Monday, December 7, 2009

You Know You're Getting Old When:

* Your favorite shows are now airing on Nick at Night!
* Your idol as a kid is now dead!
* You were a kid and asked what a 8 track was and now you're being laughed at when you talk about cassettes and albums!
* A 5th grader really is smarter than you, so you watch the show to prove them wrong!
* You finally make it on the show Survivor and their is a 92% chance you'll be voted off first for being the oldest!
* When you watch the Bachelor and know you're his perfect match but you're too old for the show! (I see Cougarville in my future...shhh, don't tell my husband)
* You have to scoot forward and use your arms to help yourself off the chair or couch!
* Having sex you choose to be on the bottom to look younger, oppose to having your face fall on your partner! (try it with a mirror ladies...it's frightening!)
* The slogan "Help, I've fallen and I can't get up" turns into "Help, my boobs have fallen and they wont bounce back up!"
*You've owned the same dog for 35 yrs! (snoopy 1, snoopy 2, snoopy 3, etc....)
*You've colored your hair so many times, even you don't know what color it really is!
*You get to the grocery store and realize your wearing your sleepers!
*You're out with a girlfriend and her kids shopping and you get mistaken for their grandmother!
*You go to the club and they don't want to see your I.D. card
*You have to purchase a Monday-Friday medicine pill box because you can't remember if you took your meds that day!
*Activia yogurt has become a daily regiment for you!
*Taking a daily nap is a schedule event!
*You got a part-time job and the manager is younger than you are!
*Your waiter asks if you would like to see the Senior's Menu!
*You buy your first Moo-Moo because it makes you look skinny! (plus you can be naked underneath it)
*You think the hottest actor of today is old enough to be your kid! or you could be arrested for statutory rape!
*Your dog stops following you around the house because he's even given up on where you're going!
*You have developed spelling dyslexia when you type now!
*Writing a blog is about the only way you're going to make new friends!
*You have to call your parents to check just to make sure they're still alive!
*You use chocolate as a replacement for estrogen!
*Your closet contains every era of fashion (60's, 70's, 80's, 90's etc...)!
*You know you're one day closer to death's door not the lottery!
*That whisker on your chin now has a friend!
*You finally realize you've been in a Mid-Life Crisis for the last 20 years!
*You start searching on eBay for a Tennis Ball Machine cause you can't throw the ball far enough for your dog!
*Your dog's breath is better than yours in the morning now!
*Your only hope for grandchildren is that your dog will have a litter!
*When Kathy Griffin is now on your A-List! (She's so God Damn Funny!)
*A brain fart is actually now a small aneurysm!
*Short term memory loss is your excuse now for everything you forgot to do that day!

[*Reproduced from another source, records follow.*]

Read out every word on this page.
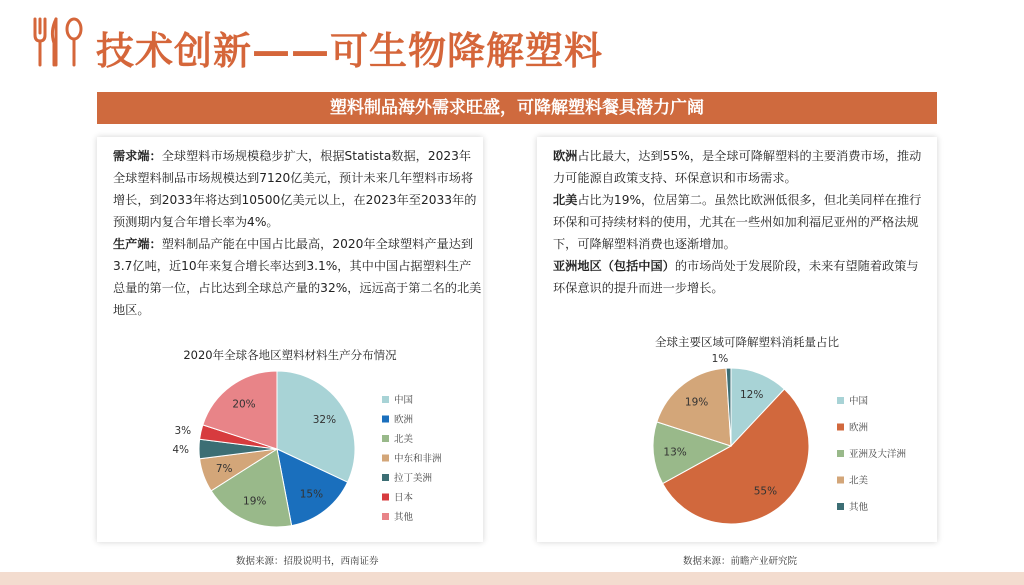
技术创新——可生物降解塑料
塑料制品海外需求旺盛，可降解塑料餐具潜力广阔

需求端：全球塑料市场规模稳步扩大，根据Statista数据，2023年全球塑料制品市场规模达到7120亿美元，预计未来几年塑料市场将增长，到2033年将达到10500亿美元以上，在2023年至2033年的预测期内复合年增长率为4%。

生产端：塑料制品产能在中国占比最高，2020年全球塑料产量达到3.7亿吨，近10年来复合增长率达到3.1%，其中中国占据塑料生产总量的第一位，占比达到全球总产量的32%，远远高于第二名的北美地区。

2020年全球各地区塑料材料生产分布情况
32%
15%
19%
7%
4%
3%
20%	中国
欧洲
北美
中东和非洲
拉丁美洲
日本
其他
数据来源：招股说明书，西南证券

欧洲占比最大，达到55%，是全球可降解塑料的主要消费市场，推动力可能源自政策支持、环保意识和市场需求。

北美占比为19%，位居第二。虽然比欧洲低很多，但北美同样在推行环保和可持续材料的使用，尤其在一些州如加利福尼亚州的严格法规下，可降解塑料消费也逐渐增加。

亚洲地区（包括中国）的市场尚处于发展阶段，未来有望随着政策与环保意识的提升而进一步增长。

全球主要区域可降解塑料消耗量占比
12%
55%
13%
19%
1%
中国
欧洲
亚洲及大洋洲
北美
其他
数据来源：前瞻产业研究院
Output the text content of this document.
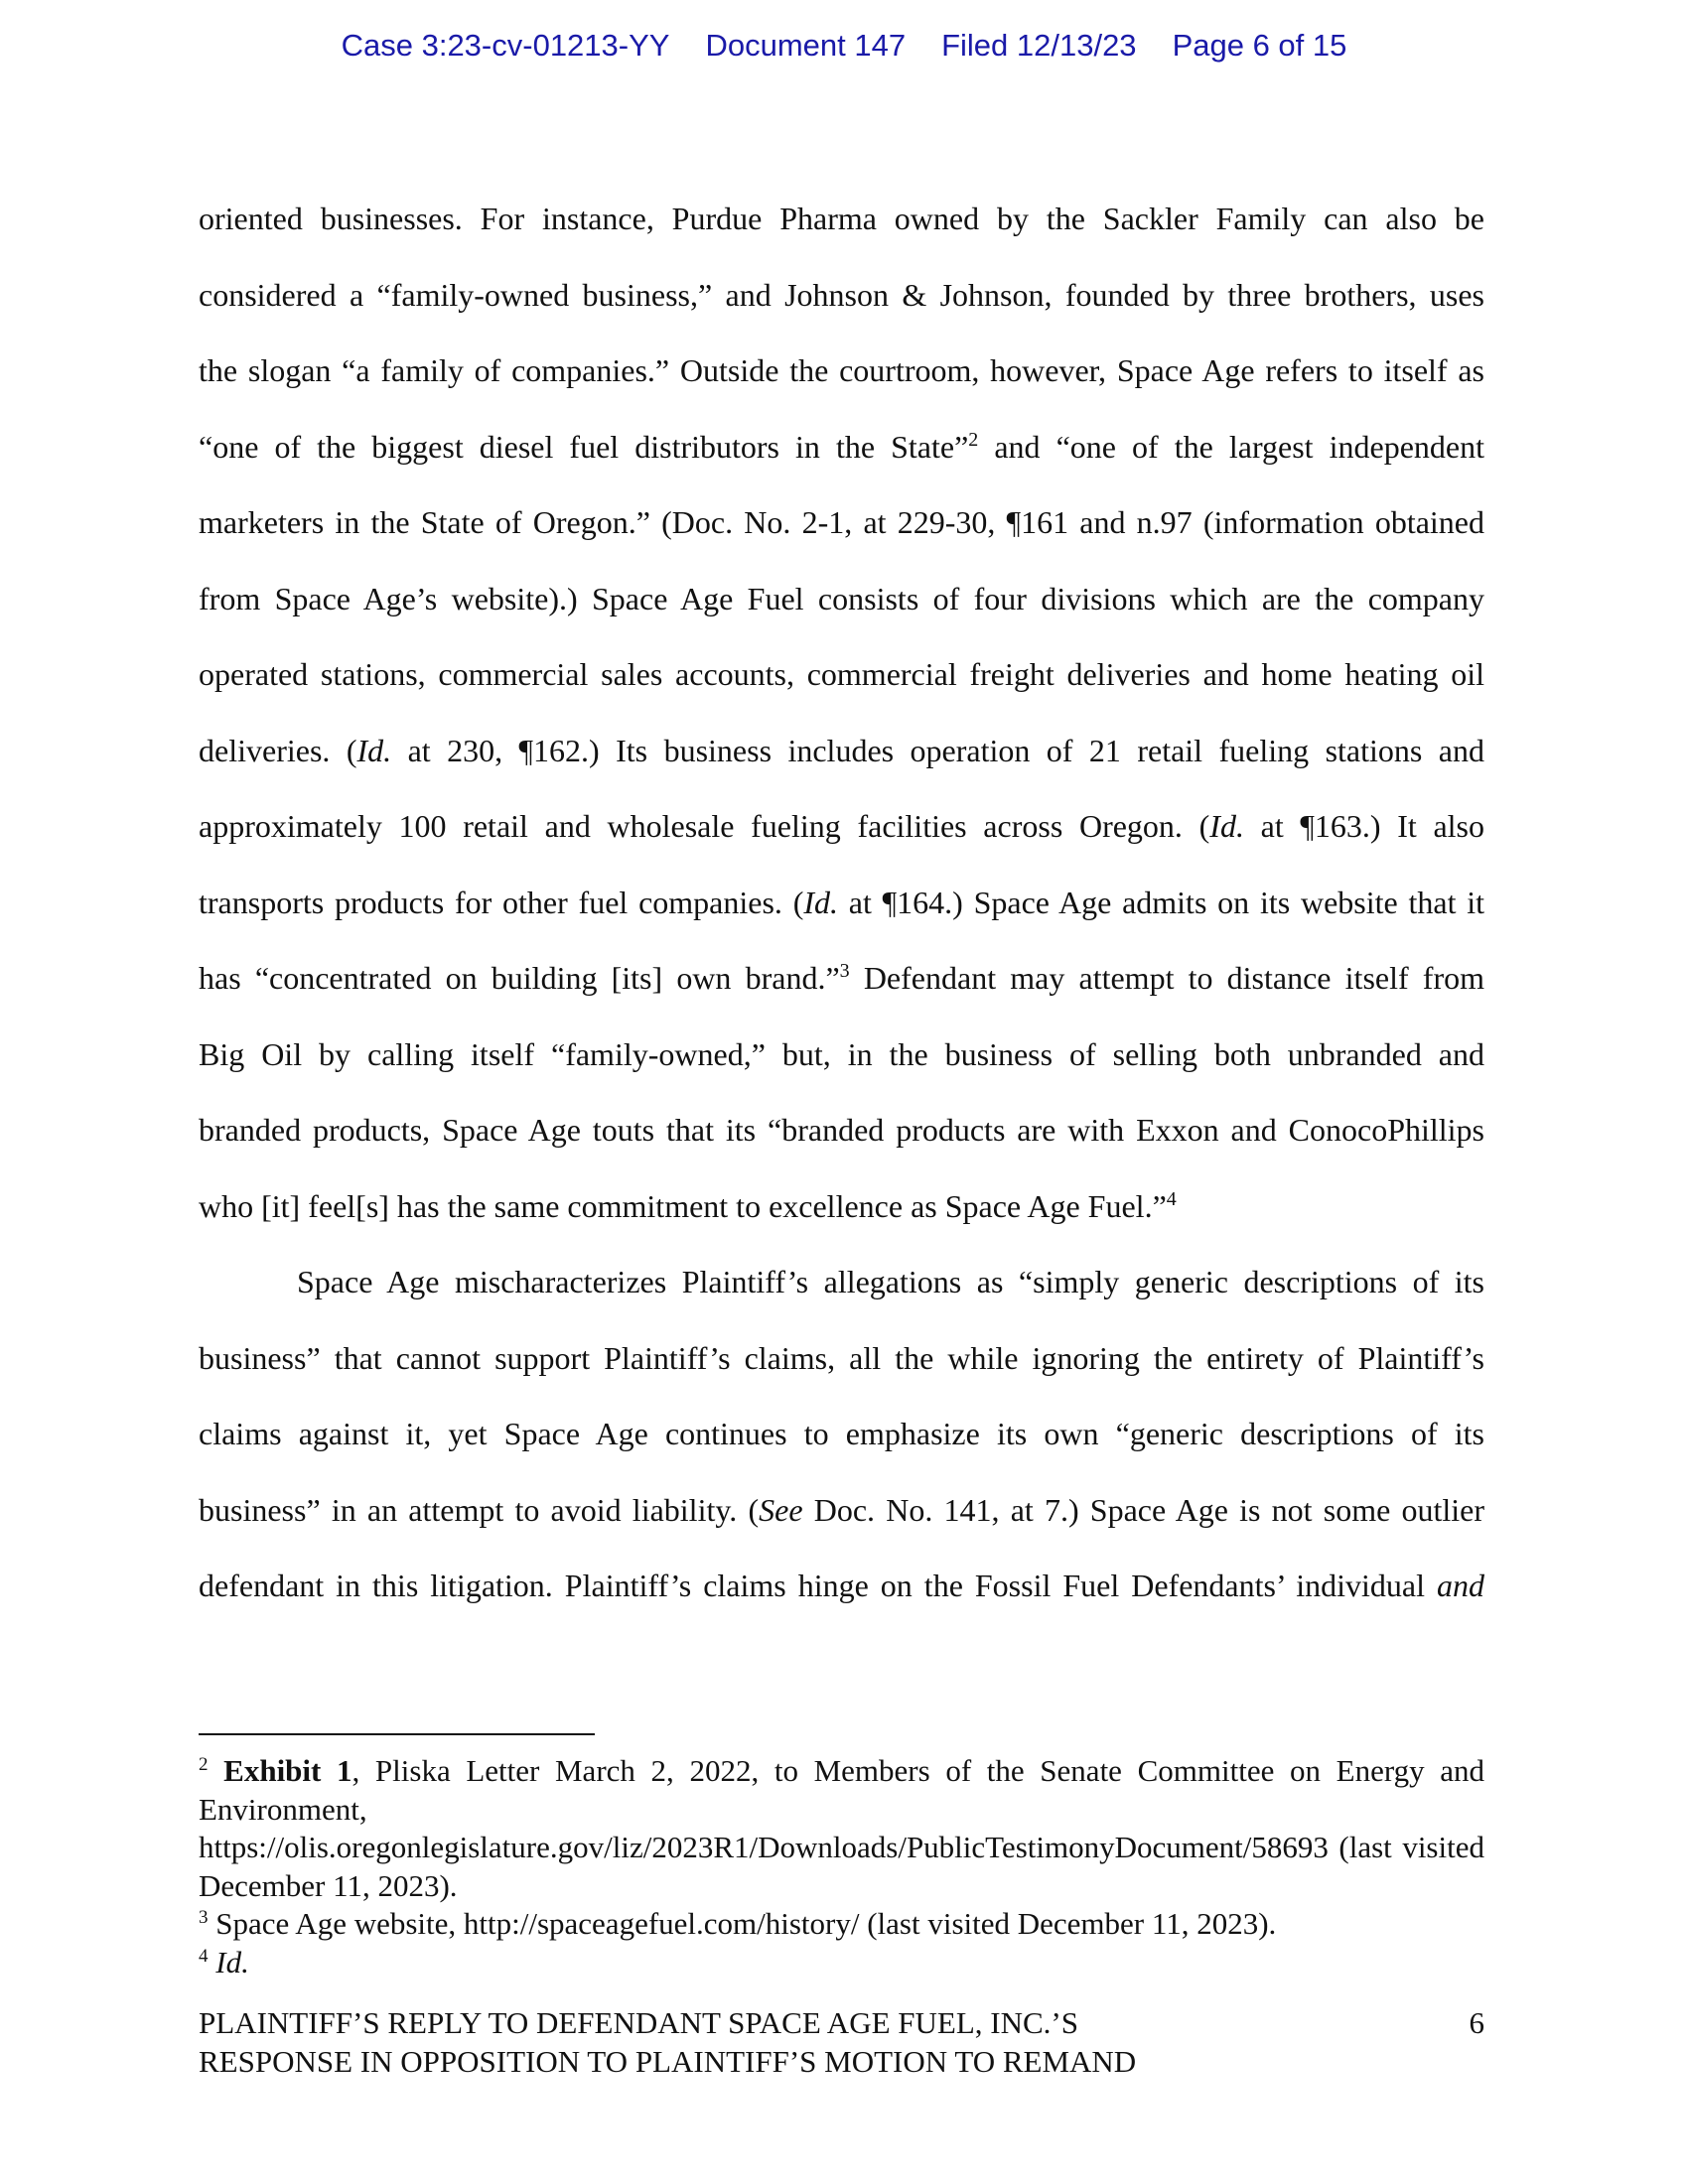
Case 3:23-cv-01213-YY Document 147 Filed 12/13/23 Page 6 of 15
oriented businesses. For instance, Purdue Pharma owned by the Sackler Family can also be
considered a “family-owned business,” and Johnson & Johnson, founded by three brothers, uses
the slogan “a family of companies.” Outside the courtroom, however, Space Age refers to itself as
“one of the biggest diesel fuel distributors in the State”$^2$ and “one of the largest independent
marketers in the State of Oregon.” (Doc. No. 2-1, at 229-30, ¶161 and n.97 (information obtained
from Space Age’s website).) Space Age Fuel consists of four divisions which are the company
operated stations, commercial sales accounts, commercial freight deliveries and home heating oil
deliveries. (Id. at 230, ¶162.) Its business includes operation of 21 retail fueling stations and
approximately 100 retail and wholesale fueling facilities across Oregon. (Id. at ¶163.) It also
transports products for other fuel companies. (Id. at ¶164.) Space Age admits on its website that it
has “concentrated on building [its] own brand.”$^3$ Defendant may attempt to distance itself from
Big Oil by calling itself “family-owned,” but, in the business of selling both unbranded and
branded products, Space Age touts that its “branded products are with Exxon and ConocoPhillips
who [it] feel[s] has the same commitment to excellence as Space Age Fuel.”$^4$
Space Age mischaracterizes Plaintiff’s allegations as “simply generic descriptions of its
business” that cannot support Plaintiff’s claims, all the while ignoring the entirety of Plaintiff’s
claims against it, yet Space Age continues to emphasize its own “generic descriptions of its
business” in an attempt to avoid liability. (See Doc. No. 141, at 7.) Space Age is not some outlier
defendant in this litigation. Plaintiff’s claims hinge on the Fossil Fuel Defendants’ individual and
$^2$ Exhibit 1, Pliska Letter March 2, 2022, to Members of the Senate Committee on Energy and Environment, https://olis.oregonlegislature.gov/liz/2023R1/Downloads/PublicTestimonyDocument/58693 (last visited December 11, 2023).
$^3$ Space Age website, http://spaceagefuel.com/history/ (last visited December 11, 2023).
$^4$ Id.
PLAINTIFF’S REPLY TO DEFENDANT SPACE AGE FUEL, INC.’S
RESPONSE IN OPPOSITION TO PLAINTIFF’S MOTION TO REMAND
6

Trust me I can think of ones all day long....LOL .....I'll add more daily as I think of them!

2 comments:

  1. Oh this is soooo true, this and the next post, so painfully true. Bits of me have fallen, sunken and now dribble shamefully. Getting old is NOT the thing to do, but it does. I'm knocking at 60's door *glancing at walking stick hanging on wine rack* and I wonder what happened to the man who climbed mountains, went to war as a child and came back a man, climbed Winya Wayna to get a better look at Machu Picchu, used to walk 15 hours to town because there were no roads in the jungle; all just memories, but memories that I cherish.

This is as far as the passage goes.